Men, what advice do you have for me?

I need dating advice pls

Do I still have a shot??

I started dating a man 2 months ago & I really like him. I’ve been single for 2 years and this man really intrigues me in so many ways. We do long distance but I visit his state often for work so anytime I get a chance to- I’d go see him. We’ve made plans for him to come see me too or travel places together. The distance really helps our situation because we get to know each other without the physical aspect of things.

Anyway, things were going really well. Until I got very drunk on my birthday. He was at work, and I blew his phone up 🙁 i don’t know what I said to him but it really hurt him. I woke up remembering context of breaking up, and was sooo embarrassed seeing how many times I called him or spam texted him and he responded that he’s at work, and he’ll talk to me tomorrow.

We got to texting a few days later and he told me I do /say effed up things when I’m drunk 🙁 (if you see my profile, I’m an alcoholic who broke sobriety this year and thought I could drink casually again) I felt horrible because I don’t have any issues with him so idk what I could’ve said to him.

I pleaded with him and apologized. I really like him and I definitely took him for granted. He told me he needed time to think about things and he’ll call me so we can talk over the phone. But not now.

I spiraled again (drunk again) and spam called/texted. He called me again to say he’s at work, and that he’ll call me.
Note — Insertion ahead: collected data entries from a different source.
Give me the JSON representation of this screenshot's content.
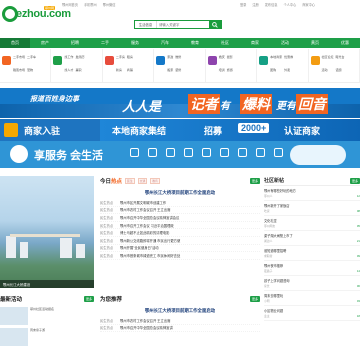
{
  "header": {
    "logo_text": "ezhou.com",
    "logo_tag": "鄂州网",
    "top_left": [
      "鄂州网首页",
      "手机鄂州",
      "鄂州微信"
    ],
    "top_right": [
      "登录",
      "注册",
      "发布信息",
      "个人中心",
      "商家中心"
    ]
  },
  "search": {
    "scope": "生活信息",
    "placeholder": "请输入关键字",
    "button_icon": "search-icon"
  },
  "nav": {
    "items": [
      "首页",
      "房产",
      "招聘",
      "二手",
      "服务",
      "汽车",
      "教育",
      "社区",
      "商家",
      "活动",
      "黄页",
      "优惠"
    ],
    "active_index": 0
  },
  "icon_groups": [
    {
      "color": "#f26522",
      "links": [
        "二手市场",
        "二手车",
        "跳蚤市场",
        "宠物"
      ]
    },
    {
      "color": "#1e9f48",
      "links": [
        "找工作",
        "发简历",
        "找人才",
        "兼职"
      ]
    },
    {
      "color": "#e74c3c",
      "links": [
        "二手房",
        "租房",
        "新房",
        "商铺"
      ]
    },
    {
      "color": "#1478c8",
      "links": [
        "家政",
        "维修",
        "搬家",
        "装修"
      ]
    },
    {
      "color": "#8e44ad",
      "links": [
        "婚庆",
        "摄影",
        "培训",
        "旅游"
      ]
    },
    {
      "color": "#16a085",
      "links": [
        "本地商家",
        "优惠券",
        "团购",
        "外卖"
      ]
    },
    {
      "color": "#f39c12",
      "links": [
        "社区论坛",
        "曝光台",
        "活动",
        "话题"
      ]
    }
  ],
  "banner1": {
    "t1": "报道百姓身边事",
    "t2": "人人是",
    "t3": "记者",
    "t4": "有",
    "t5": "爆料",
    "t6": "更有",
    "t7": "回音"
  },
  "banner2": {
    "b1": "商家入驻",
    "m1": "本地商家集结",
    "m2": "招募",
    "m3": "2000+",
    "m4": "认证商家"
  },
  "banner3": {
    "title": "享服务 会生活"
  },
  "hero": {
    "caption": "鄂州长江大桥建设"
  },
  "today": {
    "title_pre": "今日",
    "title_hl": "热点",
    "chips": [
      "民生",
      "交通",
      "教育"
    ],
    "more_label": "更多",
    "headline": "鄂州长江大桥项目前期工作全面启动",
    "items": [
      {
        "cat": "民生热点",
        "title": "鄂州市区开展文明城市创建工作"
      },
      {
        "cat": "民生热点",
        "title": "鄂州市农村工作会议召开 王立出席"
      },
      {
        "cat": "民生热点",
        "title": "鄂州市召开中华全国总会议精神宣讲会议"
      },
      {
        "cat": "民生热点",
        "title": "鄂州市召开工作会议 习近平治国理政"
      },
      {
        "cat": "民生热点",
        "title": "博士马超不止如此精彩的清理电影"
      },
      {
        "cat": "民生热点",
        "title": "鄂州新公交线路即将开通 市民出行更方便"
      },
      {
        "cat": "民生热点",
        "title": "鄂州开展\"全民健身日\"活动"
      },
      {
        "cat": "民生热点",
        "title": "鄂州市首条城市绿道完工 市民休闲好去处"
      }
    ]
  },
  "recommend": {
    "title": "为您推荐",
    "more_label": "更多",
    "headline": "鄂州长江大桥项目前期工作全面启动",
    "items": [
      {
        "cat": "民生热点",
        "title": "鄂州市农村工作会议召开 王立出席"
      },
      {
        "cat": "民生热点",
        "title": "鄂州市召开中华全国总会议精神宣讲"
      }
    ]
  },
  "latest": {
    "title": "最新活动",
    "more_label": "更多",
    "items": [
      {
        "text": "鄂州社区活动报名"
      },
      {
        "text": "周末亲子游"
      }
    ]
  },
  "community": {
    "title": "社区新帖",
    "more_label": "更多",
    "posts": [
      {
        "q": "鄂州有哪些好玩的地方",
        "user": "鄂州人",
        "n": "12"
      },
      {
        "q": "鄂州新开了家饭店",
        "user": "吃货",
        "n": "08"
      },
      {
        "q": "文化礼堂",
        "user": "鄂州网友",
        "n": "05"
      },
      {
        "q": "梁子湖大闸蟹上市了",
        "user": "湖边人",
        "n": "21"
      },
      {
        "q": "谁知道哪里招聘",
        "user": "求职者",
        "n": "09"
      },
      {
        "q": "鄂州夜市推荐",
        "user": "夜猫子",
        "n": "14"
      },
      {
        "q": "孩子上学问题咨询",
        "user": "家长",
        "n": "06"
      },
      {
        "q": "周末去哪里玩",
        "user": "小明",
        "n": "03"
      },
      {
        "q": "小区物业问题",
        "user": "业主",
        "n": "18"
      }
    ]
  }
}
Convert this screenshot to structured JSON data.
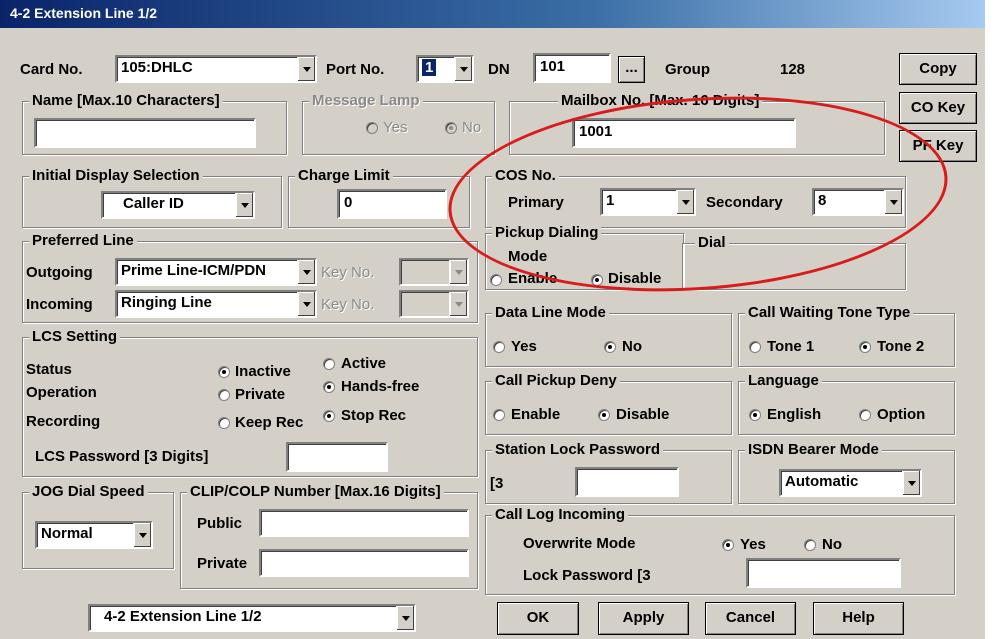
{
  "window": {
    "title": "4-2 Extension Line 1/2"
  },
  "top": {
    "card_label": "Card No.",
    "card_value": "105:DHLC",
    "port_label": "Port No.",
    "port_value": "1",
    "dn_label": "DN",
    "dn_value": "101",
    "dn_browse": "...",
    "group_label": "Group",
    "group_value": "128"
  },
  "right_buttons": {
    "copy": "Copy",
    "co_key": "CO Key",
    "pf_key": "PF Key"
  },
  "name": {
    "label": "Name [Max.10 Characters]",
    "value": ""
  },
  "message_lamp": {
    "label": "Message Lamp",
    "yes": "Yes",
    "no": "No",
    "selected": "No"
  },
  "mailbox": {
    "label": "Mailbox No. [Max. 16 Digits]",
    "value": "1001"
  },
  "initial_display": {
    "label": "Initial Display Selection",
    "value": "Caller ID"
  },
  "charge_limit": {
    "label": "Charge Limit",
    "value": "0"
  },
  "cos": {
    "label": "COS No.",
    "primary_label": "Primary",
    "primary_value": "1",
    "secondary_label": "Secondary",
    "secondary_value": "8"
  },
  "preferred_line": {
    "label": "Preferred Line",
    "outgoing_label": "Outgoing",
    "outgoing_value": "Prime Line-ICM/PDN",
    "incoming_label": "Incoming",
    "incoming_value": "Ringing Line",
    "key_no_label": "Key No."
  },
  "pickup_dialing": {
    "label": "Pickup Dialing",
    "mode_label": "Mode",
    "enable": "Enable",
    "disable": "Disable",
    "selected": "Disable",
    "dial_label": "Dial"
  },
  "lcs": {
    "label": "LCS Setting",
    "status_label": "Status",
    "inactive": "Inactive",
    "active": "Active",
    "status_selected": "Inactive",
    "operation_label": "Operation",
    "private": "Private",
    "handsfree": "Hands-free",
    "operation_selected": "Hands-free",
    "recording_label": "Recording",
    "keep_rec": "Keep Rec",
    "stop_rec": "Stop Rec",
    "recording_selected": "Stop Rec",
    "password_label": "LCS Password [3 Digits]",
    "password_value": ""
  },
  "data_line_mode": {
    "label": "Data Line Mode",
    "yes": "Yes",
    "no": "No",
    "selected": "No"
  },
  "call_waiting": {
    "label": "Call Waiting Tone Type",
    "tone1": "Tone 1",
    "tone2": "Tone 2",
    "selected": "Tone 2"
  },
  "call_pickup_deny": {
    "label": "Call Pickup Deny",
    "enable": "Enable",
    "disable": "Disable",
    "selected": "Disable"
  },
  "language": {
    "label": "Language",
    "english": "English",
    "option": "Option",
    "selected": "English"
  },
  "station_lock": {
    "label": "Station Lock Password",
    "prefix": "[3",
    "value": ""
  },
  "isdn": {
    "label": "ISDN Bearer Mode",
    "value": "Automatic"
  },
  "jog": {
    "label": "JOG Dial Speed",
    "value": "Normal"
  },
  "clip": {
    "label": "CLIP/COLP Number [Max.16 Digits]",
    "public_label": "Public",
    "public_value": "",
    "private_label": "Private",
    "private_value": ""
  },
  "call_log": {
    "label": "Call Log Incoming",
    "overwrite_label": "Overwrite Mode",
    "yes": "Yes",
    "no": "No",
    "selected": "Yes",
    "lock_label": "Lock Password [3",
    "lock_value": ""
  },
  "page_select": {
    "value": "4-2 Extension Line 1/2"
  },
  "bottom_buttons": {
    "ok": "OK",
    "apply": "Apply",
    "cancel": "Cancel",
    "help": "Help"
  },
  "annotation": {
    "ellipse_color": "#d81b1b"
  }
}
I sent him voice memos that made no sense whatsoever 😭😭😭 I apologized again for the last time and told him I’ll give him the space fr. And I have. I’ve stayed sober since, I know it ain’t much but I really want to reconcile and make things up to him.

It’s been 8 days 😭😭😭 do I still have a chance? I definitely plan on keeping my end of things and give him space. I’ll be quiet until he breaks the silence. I’m just bedrotting and doubtful 😭😭😭

For context I am 30 F he is 37. He’s grown, mature and intentional. The time we’ve dated, he stays true to what he says he’ll do so I know I’m not being ghosted but I still wanna know if I still have a chance. He’s never called me out of my name, he’s mature, respectful, kind.

The silence has made me reflect a lot, and I’ve been in toxic relationships before so it’s refreshing to find a man who communicates well and is still respectful even when I’m being an asshole. But I’m unlearning toxic behaviors because I want to be the healthiest and best version of myself, for me and for him.